“可我不相信。周裕之,你有事情瞒着我。”季时年绕过桌子走到周裕之的身边。
“你未必对劳伦斯已经断情。从北京出差回来你们之间莫名其妙的气场,你哭肿的眼睛,看劳伦斯的目光装作无意却暗含痛苦,那天在海边度假别墅,你也是在栈桥遇到劳伦斯吧,否则为什么又是一幅柔肠寸断的表情。时年,我不说不是我不知道,你和劳伦斯的前缘旧爱,我退出。”周裕之始终低头清清淡淡地说起一个故事。
季时年突然愣住,由不得脚步后退,周裕之的话太突兀,太凉薄。
“你为什么不问,我不是有意隐瞒,不过是这些事情自己也不愿想起。你如此说我不觉得太绝对,太专横?你甚至不给我申诉的机会,一厢情愿地以为我还爱别人,一厢情愿地放弃我?或者你是以此为藉口?”
“我赢劳伦斯的胜算并不大。”周裕之的声音疲惫。
“所以你选了江山,抛了美人,坐回你正统的周氏太子之位?周裕之,你为什么不假装安慰我一下,安慰我你不过是权宜之计,以后还是要跟我一起走?”季时年冷酷地开自己的玩笑,声音凄怆。
“你会信吗?”
“你说的我会信,即使知道是骗人。”
“我不想骗你。”周裕之冷冷地回答。
“那天晚上是怎么回事?用身体作最后的告别?你早打算好的?”季时年的手指压在桌角,眼睛望着周裕之的侧面,剑眉、深目、高鼻、薄唇,依然好看,却情冷得让人心寒。
“时年,劳伦斯还爱着你,你对他未必就是忘情,以后你们会很好。”
“周裕之,你做事总是这样滴水不漏,八面玲珑吗?或许你对以前的女朋友也都这样体贴入微,给一笔安置费,再帮着来个拉郎配找个人接管,然后自己完美谢幕?谢谢,我不需要。”季时年垂眼把手里的存折和房产证及聘书一起放到周裕之的桌子上,挺着笔直的背走出房间。
直到火星烧到手指,周裕之才回神,摁灭烟蒂,手扶额头,闭上双眼,将所有的情绪掩藏。不是不痛苦,只是这样的痛苦没有出口就让它深深压在心底,不露分毫。
会议传出来的消息,与其说是重大得引人瞩目,不如说是变幻莫测得让人摸不着头脑而倍加关注。个把星期,公司权力频遭更迭,最终周裕之捧得无上权力,一手乾坤。周闻生、周裕之、劳伦斯三人之间的博弈受到前所未有的猜测,渐渐地传出来,周闻生不过是通过劳伦斯来给儿子一个教训,如今父子和谈,思想一致,自然权力顺利移交。

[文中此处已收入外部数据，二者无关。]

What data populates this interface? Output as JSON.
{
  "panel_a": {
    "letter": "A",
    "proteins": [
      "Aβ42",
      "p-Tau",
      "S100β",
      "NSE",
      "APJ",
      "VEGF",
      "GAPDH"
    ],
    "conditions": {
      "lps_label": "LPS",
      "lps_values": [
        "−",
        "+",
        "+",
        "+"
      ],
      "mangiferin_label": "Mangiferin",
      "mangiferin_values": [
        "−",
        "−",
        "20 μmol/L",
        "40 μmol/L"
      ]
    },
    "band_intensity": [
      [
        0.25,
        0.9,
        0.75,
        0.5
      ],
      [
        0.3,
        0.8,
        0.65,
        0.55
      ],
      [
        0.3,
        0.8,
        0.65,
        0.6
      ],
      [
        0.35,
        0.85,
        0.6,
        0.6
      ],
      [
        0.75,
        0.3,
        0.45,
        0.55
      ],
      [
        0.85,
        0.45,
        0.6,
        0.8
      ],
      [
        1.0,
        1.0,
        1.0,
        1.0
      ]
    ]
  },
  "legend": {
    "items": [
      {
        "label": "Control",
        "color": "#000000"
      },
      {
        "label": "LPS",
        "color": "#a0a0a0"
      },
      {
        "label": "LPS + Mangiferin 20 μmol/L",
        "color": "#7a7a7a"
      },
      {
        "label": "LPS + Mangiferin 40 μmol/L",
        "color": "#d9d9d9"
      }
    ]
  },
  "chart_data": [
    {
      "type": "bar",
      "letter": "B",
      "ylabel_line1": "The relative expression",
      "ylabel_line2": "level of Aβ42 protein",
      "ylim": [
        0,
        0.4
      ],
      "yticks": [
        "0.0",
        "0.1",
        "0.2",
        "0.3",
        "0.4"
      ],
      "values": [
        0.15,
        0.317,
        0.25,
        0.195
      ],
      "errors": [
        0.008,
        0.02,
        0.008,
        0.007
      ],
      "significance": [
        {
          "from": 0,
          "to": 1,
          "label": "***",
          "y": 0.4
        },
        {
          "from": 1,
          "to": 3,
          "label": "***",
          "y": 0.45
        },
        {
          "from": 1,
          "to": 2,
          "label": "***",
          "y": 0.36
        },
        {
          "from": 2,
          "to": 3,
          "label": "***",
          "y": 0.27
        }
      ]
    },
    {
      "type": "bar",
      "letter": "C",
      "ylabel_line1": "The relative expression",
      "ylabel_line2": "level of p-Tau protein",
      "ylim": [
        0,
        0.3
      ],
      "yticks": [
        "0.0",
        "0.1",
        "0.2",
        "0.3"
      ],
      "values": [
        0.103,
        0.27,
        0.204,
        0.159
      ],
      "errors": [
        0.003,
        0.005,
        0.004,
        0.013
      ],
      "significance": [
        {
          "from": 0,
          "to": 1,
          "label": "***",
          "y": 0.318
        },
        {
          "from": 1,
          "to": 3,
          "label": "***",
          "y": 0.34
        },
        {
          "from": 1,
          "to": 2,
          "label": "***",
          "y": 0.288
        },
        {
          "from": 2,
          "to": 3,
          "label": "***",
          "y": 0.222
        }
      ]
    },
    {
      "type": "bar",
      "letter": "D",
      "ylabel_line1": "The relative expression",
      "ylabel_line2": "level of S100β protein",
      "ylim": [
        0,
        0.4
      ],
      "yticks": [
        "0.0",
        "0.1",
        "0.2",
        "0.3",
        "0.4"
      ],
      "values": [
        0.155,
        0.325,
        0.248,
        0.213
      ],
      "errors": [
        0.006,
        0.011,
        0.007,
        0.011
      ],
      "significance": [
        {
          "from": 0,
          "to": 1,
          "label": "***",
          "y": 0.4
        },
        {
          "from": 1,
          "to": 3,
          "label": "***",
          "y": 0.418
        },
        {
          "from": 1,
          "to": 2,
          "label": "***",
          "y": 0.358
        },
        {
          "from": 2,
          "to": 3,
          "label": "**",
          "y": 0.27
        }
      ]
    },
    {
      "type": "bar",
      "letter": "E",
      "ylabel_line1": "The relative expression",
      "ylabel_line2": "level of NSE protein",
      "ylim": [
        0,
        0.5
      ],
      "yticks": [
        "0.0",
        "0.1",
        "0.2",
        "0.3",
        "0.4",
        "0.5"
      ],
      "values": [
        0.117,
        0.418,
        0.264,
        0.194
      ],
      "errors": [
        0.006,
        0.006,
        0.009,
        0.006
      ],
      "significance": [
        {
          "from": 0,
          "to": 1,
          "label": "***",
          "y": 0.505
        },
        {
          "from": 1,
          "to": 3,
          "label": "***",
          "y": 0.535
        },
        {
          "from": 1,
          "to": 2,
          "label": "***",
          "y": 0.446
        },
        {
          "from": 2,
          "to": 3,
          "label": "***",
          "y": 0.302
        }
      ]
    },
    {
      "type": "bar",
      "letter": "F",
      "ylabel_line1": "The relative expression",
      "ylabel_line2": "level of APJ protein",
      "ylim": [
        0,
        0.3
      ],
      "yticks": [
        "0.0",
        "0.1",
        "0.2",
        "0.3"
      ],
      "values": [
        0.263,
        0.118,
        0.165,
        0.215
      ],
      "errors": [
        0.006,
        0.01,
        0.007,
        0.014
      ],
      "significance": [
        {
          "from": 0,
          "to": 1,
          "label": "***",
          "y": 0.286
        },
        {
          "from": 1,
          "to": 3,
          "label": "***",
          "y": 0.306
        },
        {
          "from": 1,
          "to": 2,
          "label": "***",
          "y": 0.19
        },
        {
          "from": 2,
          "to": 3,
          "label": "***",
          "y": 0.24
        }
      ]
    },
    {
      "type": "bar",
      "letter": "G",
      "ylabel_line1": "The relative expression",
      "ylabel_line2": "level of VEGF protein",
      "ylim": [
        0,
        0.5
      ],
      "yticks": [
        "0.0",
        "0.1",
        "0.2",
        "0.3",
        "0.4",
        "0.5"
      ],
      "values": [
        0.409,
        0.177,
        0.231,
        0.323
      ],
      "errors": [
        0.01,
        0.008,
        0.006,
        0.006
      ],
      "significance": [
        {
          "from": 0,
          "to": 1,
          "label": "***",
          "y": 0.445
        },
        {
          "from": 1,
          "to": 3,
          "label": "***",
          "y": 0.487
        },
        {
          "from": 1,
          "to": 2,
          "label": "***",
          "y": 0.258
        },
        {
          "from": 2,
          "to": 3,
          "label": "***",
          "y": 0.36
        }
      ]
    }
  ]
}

作为交易的重要环节,季时年、周裕之、劳伦斯三个人之间保持着良好的关系平衡。周裕之行事低调走马上任,劳伦斯一心一意做完这个展销会的事情后即准备离开C城返回法国,大概年后回来,季时年心无旁骛配合劳伦斯。
只是季时年与劳伦斯一如既往地保持距离,工作之外再无他事,与周裕之却不再有接触,周裕之的几次外部公关晚宴上不再带季时年出席,而是带了新近荣升秘书的许小凡。在外人眼里倒也不是大新闻,一则季时年本身出席的次数并不多,二则周闻生当初也带自己的秘书出席宴会,风华传统而已。
季时年不闻不问,周裕之与她不再是相关的人,他把她推给别人,这一推即表明自己的立场,季时年吃一堑长一智慧,自然不会让自己无事伤神,有时候路遇甚至会温柔微笑叫一声周总,有一次被陈明听到,当即撮牙花子,说他俩太酸,两个人却都不笑,仿佛就是为了证明这笑话更好笑。对于外面渐渐风起的许小凡暗恋周少是否成真的传闻季时年也漠不关心,整天与葡萄酒打交道,彻底无为。
当然也有人猜测其实周裕之和季时年是好事将近,不过是关系由明转暗,此时正是周裕之发力之时,儿女情长没有好处。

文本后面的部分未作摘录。